Sözleşmenin ardından Colleen’in beyninin yıkanması daha kolaylaştı. Colleen’e K. adını verdiler. ‘The Company’ diye bilinen büyük bir mafya örgütüne üye olduklarını, onlar tarafından sürekli takip edildiklerini ve eğer kaçarsa kendisinin ve ailesinin öldürüleceği yönünde Colleen’i ikna ettiler. Bundan korkan Colleenbir daha kaçmayı denemedi.
Colleen’in kaçmaktan vazgeçtiğini gören Hooker çifti ona öyle güvendi ki zamanla bahçede çalışmasına, mahallede yürüyüşe çıkmasına ve hatta ailesini ziyarete gitmesine izin verdiler. Colleen, çiftin dediklerinden korktuğundan ailesine dahi olanları anlatamıyordu.

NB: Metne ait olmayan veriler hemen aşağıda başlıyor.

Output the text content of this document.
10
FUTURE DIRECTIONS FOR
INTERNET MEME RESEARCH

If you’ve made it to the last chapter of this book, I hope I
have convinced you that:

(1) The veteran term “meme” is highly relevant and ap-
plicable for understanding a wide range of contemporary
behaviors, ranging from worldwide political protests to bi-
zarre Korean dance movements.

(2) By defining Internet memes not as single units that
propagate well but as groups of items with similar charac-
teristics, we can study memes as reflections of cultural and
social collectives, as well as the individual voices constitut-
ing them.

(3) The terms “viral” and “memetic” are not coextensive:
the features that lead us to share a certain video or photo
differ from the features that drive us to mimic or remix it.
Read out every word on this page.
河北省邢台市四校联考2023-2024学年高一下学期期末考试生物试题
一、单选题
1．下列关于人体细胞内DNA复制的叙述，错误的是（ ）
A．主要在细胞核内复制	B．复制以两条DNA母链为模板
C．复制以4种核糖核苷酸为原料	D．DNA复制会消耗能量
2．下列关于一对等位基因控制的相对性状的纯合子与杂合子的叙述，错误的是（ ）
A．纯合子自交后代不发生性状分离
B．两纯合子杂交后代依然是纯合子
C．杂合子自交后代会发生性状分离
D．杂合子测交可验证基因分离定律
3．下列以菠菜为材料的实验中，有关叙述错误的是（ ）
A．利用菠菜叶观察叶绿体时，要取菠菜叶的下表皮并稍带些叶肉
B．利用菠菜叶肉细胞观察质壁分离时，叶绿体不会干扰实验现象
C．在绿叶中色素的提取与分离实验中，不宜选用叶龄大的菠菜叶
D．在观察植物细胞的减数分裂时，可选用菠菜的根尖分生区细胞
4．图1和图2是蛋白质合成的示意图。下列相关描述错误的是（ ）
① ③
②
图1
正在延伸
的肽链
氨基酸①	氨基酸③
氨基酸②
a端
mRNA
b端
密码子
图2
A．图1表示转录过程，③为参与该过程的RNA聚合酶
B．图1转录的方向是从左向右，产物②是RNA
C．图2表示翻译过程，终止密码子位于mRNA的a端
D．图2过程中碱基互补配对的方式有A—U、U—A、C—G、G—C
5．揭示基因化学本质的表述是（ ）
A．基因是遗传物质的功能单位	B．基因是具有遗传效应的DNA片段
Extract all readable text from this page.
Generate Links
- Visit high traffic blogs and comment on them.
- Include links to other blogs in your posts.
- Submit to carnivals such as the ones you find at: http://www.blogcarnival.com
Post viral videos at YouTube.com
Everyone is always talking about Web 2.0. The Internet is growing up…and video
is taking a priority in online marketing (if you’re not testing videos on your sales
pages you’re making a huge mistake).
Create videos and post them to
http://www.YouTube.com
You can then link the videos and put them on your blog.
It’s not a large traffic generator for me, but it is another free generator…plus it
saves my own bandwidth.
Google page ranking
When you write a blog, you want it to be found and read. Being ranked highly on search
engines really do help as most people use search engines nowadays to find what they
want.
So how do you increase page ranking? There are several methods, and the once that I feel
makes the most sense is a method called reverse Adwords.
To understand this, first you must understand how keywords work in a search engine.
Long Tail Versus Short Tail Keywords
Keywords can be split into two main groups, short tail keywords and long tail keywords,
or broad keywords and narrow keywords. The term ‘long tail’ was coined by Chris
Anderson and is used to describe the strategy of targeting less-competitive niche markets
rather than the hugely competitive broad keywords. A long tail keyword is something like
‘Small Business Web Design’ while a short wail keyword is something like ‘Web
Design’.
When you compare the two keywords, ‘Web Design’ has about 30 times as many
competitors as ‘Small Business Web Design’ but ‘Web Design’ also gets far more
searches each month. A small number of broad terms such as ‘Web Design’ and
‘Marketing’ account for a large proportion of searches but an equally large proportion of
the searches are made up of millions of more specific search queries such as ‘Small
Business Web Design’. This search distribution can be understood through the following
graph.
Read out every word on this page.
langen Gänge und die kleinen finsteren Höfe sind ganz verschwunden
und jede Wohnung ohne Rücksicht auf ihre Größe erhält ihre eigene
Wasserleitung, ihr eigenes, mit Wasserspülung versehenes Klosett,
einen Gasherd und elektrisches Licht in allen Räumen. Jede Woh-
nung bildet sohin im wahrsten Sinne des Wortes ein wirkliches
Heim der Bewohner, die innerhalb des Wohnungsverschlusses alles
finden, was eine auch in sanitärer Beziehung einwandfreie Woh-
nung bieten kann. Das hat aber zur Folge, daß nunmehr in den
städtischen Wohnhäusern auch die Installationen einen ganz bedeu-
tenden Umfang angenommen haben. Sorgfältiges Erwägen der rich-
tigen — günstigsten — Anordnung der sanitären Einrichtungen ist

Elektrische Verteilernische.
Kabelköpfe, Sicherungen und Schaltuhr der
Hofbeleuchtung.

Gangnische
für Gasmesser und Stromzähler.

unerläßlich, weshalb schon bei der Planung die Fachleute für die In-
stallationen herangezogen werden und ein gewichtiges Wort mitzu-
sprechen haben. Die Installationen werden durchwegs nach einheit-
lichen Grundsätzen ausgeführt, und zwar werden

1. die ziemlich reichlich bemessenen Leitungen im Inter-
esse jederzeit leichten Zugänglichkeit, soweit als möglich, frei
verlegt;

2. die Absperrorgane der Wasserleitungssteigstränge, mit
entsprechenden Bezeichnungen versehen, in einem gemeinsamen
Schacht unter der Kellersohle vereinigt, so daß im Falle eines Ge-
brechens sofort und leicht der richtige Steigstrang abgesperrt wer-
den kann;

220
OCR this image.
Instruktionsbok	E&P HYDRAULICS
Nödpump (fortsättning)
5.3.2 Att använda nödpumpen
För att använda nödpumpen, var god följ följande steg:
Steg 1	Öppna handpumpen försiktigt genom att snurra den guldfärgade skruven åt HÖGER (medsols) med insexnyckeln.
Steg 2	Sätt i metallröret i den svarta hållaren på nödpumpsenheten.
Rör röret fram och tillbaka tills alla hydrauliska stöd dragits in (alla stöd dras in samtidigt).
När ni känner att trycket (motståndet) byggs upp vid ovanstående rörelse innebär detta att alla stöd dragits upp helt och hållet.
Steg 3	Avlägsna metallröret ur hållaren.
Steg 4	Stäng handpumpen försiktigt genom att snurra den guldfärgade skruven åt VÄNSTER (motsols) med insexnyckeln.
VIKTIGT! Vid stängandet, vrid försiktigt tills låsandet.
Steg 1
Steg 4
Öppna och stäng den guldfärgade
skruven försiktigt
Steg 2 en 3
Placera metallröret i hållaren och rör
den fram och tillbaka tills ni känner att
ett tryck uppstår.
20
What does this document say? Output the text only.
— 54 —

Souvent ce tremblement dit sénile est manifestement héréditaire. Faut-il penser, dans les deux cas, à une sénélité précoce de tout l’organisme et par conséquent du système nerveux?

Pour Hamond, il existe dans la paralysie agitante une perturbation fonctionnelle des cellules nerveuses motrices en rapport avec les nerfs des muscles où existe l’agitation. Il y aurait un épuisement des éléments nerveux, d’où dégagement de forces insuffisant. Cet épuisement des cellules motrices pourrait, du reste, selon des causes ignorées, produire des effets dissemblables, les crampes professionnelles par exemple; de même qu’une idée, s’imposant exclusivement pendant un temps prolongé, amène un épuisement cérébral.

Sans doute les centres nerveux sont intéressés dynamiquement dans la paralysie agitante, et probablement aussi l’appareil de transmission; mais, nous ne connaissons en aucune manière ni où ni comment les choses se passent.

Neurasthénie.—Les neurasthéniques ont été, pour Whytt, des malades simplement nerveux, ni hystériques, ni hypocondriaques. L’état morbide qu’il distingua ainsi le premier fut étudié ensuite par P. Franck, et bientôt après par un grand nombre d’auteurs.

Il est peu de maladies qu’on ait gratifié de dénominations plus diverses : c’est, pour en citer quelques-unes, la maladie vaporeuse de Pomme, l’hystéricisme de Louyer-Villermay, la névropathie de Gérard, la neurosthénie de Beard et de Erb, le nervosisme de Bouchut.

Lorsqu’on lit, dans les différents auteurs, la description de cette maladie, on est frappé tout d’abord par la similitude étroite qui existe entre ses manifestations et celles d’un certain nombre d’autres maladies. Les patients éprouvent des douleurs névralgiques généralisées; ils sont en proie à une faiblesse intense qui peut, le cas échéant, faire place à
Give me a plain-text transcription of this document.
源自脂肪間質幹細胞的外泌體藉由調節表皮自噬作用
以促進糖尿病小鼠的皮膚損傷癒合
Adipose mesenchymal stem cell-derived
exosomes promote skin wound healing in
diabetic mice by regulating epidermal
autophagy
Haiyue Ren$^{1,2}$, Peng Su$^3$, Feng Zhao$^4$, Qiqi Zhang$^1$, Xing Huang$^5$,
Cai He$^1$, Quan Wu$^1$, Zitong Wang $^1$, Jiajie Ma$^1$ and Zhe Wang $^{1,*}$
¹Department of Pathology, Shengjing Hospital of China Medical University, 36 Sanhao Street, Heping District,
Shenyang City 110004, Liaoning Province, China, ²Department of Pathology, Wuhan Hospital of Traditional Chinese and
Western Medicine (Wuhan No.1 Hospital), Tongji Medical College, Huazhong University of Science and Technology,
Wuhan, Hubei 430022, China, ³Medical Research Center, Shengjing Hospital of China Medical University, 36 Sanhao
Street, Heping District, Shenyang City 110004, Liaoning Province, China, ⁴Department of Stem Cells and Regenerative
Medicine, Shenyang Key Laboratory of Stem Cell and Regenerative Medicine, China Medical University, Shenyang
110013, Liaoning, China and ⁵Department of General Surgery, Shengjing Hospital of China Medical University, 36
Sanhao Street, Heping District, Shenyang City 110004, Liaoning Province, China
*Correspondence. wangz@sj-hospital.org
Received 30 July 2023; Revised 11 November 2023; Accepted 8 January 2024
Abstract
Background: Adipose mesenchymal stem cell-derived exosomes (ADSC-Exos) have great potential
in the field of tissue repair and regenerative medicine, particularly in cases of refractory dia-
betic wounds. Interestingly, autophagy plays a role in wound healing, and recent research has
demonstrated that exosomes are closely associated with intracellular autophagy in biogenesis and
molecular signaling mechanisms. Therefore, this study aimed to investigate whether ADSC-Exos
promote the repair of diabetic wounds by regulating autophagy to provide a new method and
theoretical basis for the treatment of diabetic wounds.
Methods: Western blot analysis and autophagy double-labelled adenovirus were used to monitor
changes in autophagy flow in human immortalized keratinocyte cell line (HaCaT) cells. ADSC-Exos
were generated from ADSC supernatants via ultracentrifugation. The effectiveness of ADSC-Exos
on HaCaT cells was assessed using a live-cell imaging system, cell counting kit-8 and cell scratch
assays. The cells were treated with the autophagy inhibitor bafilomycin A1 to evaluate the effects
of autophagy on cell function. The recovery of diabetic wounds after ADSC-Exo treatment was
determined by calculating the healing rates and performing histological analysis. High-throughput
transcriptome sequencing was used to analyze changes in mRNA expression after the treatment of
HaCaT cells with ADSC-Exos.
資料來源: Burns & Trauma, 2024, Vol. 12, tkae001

Colleen’in ailesi ise, kızlarının bir tarikata katıldığını düşünüp, onu bir daha görememe korkusundan onu zorlamama kararı aldılar. Birkaç ziyaret sonrasında Cameron da aile ziyaretine katıldı. Aileye kendisini Colleen’in sevgilisi olarak tanıttı ve onun kendisiyle güvende olduğunu söyledi. Gün sonunda aile birlikte hatıra fotoğrafı bile çektirdi. Son ziyaretten sonra çift Colleen’e çok fazla özgürlük tanıdıklarını düşünüp tekrar kutuya hapsetmeye başladılar.
1983 senesinde Colleen’e tekrardan bir özgürlük tanıdılar. Yerel bir motelde temizlikçi olarak çalışmasına izin verdiler. Bundan kısa süre sonra Cameron, Colleen’i ikinci eş olarak istediğini Janice’e söyledi. Bu durum Janice’in hiç hoşuna gitmedi ve tüm planları bozdu. Janice, Colleen’e Cameron’un kendisinin de beynini yıkadığını, ‘The Compny’ diye bir şey olmadığını, peşinde kimsenin olmadığını ve kaçmasına yardım edeceğini söyledi.
1984 yılında Janice’in planıyla yolculuğa çıktılar, bu yolculukta Colleen kaçmayı başardı ve polislere olanları anlattı. Janice de kocası Cameron ile ilgili tüm bildiklerini, on beş yaşından beri taciz ve işkencelere maruz kaldığını, Colleen dışında birden fazla insan kaçırdığını hatta Marie Elizabeth Spannhake adına bir kadını işkenceyle öldürdüğünü anlattı. Anlattıkları üzerine Colleen özgürlüğüne kavuştu, Janice tam dokunulmazlık aldı ve Cameron’a 104 yıl hapis cezası verildi. 35 yıldır hapiste kalan Cameron’un 2021’de şartlı tahliye olma ihtimali var.
Colleen’in yaşadıkları ‘The Girl In the Box’ filmine konu edildi. Colleen şuanda güçlü duruşuyla tüm kadınlara örnek oluyor ve şiddet mağduru kadınlara danışmanlık hizmeti sunuyor.